Zero-Shot Learning
A year ago, I just heard about Zero-Shot learning and searched the Internet to find out more about it. Unfortunately, it was not possible to find any useful material around which aims to explain the topic plain and simple back then because it was fairly new research topic. There were research papers mostly focusing on technical aspects and only a couple brief explanations around. Still, it has not changed much. So I’ve decided to share my experience/knowledge here, instead of hiding it to myself, after a year of conducting a relevant project on the subject.
What is Zero-Shot Learning?
Zero-Shot learning method aims to solve a task without receiving any example of that task at training phase. The task of recognizing an object from a given image where there weren’t any example images of that object during training phase can be considered as an example of Zero-Shot Learning task. Actually, it simply allows us to recognize objects we have not seen before.
Why do we need Zero-Shot Learning?
In conventional object recognition process, it is necessary to determine a certain number of object classes in order to be able to do object recognition with high success rate. It is also necessary to collect as many sample images as possible for selected object classes. Of course, these sample images should contain objects taken from diverse angles in various contexts/environments in order to be comprehensive. Although there exists lots of object classes that we can effortlessly gather sample images of, there also exists cases that we are not always so lucky.
Imagine that we want to recognize animals that are on the edge of extinction or live in extreme environments (in the depths of the ocean/jungle or hard to reach mountain peaks) that humans are not able to visit whenever they wish. It is not easy to collect sample images of these sort of animals. Even if you would achieve to collect enough images, remember images should not be similar and they should be as unique as possible — . You need to make a lot of effort to achieve that.

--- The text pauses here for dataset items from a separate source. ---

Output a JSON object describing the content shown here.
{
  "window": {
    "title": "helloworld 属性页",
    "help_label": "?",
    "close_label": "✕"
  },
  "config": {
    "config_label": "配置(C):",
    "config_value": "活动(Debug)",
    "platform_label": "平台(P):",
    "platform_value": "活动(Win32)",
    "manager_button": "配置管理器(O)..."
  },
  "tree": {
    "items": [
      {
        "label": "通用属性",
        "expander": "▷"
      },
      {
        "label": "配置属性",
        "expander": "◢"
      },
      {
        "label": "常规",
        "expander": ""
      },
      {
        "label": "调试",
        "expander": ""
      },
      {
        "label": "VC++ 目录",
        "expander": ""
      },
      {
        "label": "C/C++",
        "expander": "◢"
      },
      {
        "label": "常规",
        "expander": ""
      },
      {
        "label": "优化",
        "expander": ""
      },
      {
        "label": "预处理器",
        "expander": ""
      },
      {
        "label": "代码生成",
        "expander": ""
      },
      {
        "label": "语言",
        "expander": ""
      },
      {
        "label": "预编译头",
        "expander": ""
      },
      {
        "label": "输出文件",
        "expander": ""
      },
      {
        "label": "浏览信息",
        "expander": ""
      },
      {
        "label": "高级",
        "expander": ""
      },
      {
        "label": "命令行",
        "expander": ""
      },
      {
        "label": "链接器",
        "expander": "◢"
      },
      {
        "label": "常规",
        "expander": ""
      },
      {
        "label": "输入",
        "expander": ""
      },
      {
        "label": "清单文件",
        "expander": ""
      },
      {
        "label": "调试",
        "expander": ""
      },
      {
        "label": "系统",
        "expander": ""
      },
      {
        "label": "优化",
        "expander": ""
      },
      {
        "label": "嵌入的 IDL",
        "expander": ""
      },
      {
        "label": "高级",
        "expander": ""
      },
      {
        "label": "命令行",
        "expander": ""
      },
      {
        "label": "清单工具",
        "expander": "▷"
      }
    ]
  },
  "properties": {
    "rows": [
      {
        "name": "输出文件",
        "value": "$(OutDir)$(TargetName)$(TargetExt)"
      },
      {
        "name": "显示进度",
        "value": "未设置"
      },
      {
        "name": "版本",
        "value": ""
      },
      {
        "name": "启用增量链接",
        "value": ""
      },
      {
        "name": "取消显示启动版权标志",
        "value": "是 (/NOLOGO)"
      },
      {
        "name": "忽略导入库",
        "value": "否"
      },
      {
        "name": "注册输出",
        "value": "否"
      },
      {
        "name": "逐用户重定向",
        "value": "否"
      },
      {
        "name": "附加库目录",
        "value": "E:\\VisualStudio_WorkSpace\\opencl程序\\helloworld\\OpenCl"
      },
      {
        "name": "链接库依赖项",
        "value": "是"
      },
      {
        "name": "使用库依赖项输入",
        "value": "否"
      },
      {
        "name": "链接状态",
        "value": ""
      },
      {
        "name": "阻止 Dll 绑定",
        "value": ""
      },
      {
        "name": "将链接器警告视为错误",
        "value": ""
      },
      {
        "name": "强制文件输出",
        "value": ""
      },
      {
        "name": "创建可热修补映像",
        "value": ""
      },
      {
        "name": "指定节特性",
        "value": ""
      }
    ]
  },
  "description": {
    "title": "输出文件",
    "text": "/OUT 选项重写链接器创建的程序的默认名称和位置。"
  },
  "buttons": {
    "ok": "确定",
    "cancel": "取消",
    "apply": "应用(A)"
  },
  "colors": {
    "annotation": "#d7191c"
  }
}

In addition to the difficulty of recognizing different object classes with a limited number of images, labeling for some object classes is not as easy as ordinary people can do. In some cases, labeling can only be done after the subject is truly mastered or in the presence of an expert. Fine grained object recognition tasks like recognition of fish species or tree species can be considered as examples of labelling under the supervision of an expert. An ordinary person will call/label all the tree she/he is viewed as tree or all the fish she/he is viewed as fish. These are obviously true answers but imagine that you want to train a network in order to recognize tree or fish species. In that case, all aforementioned true answers are useless and you need an expert to help you with labelling task. Again, you need to make a lot of effort to achieve that.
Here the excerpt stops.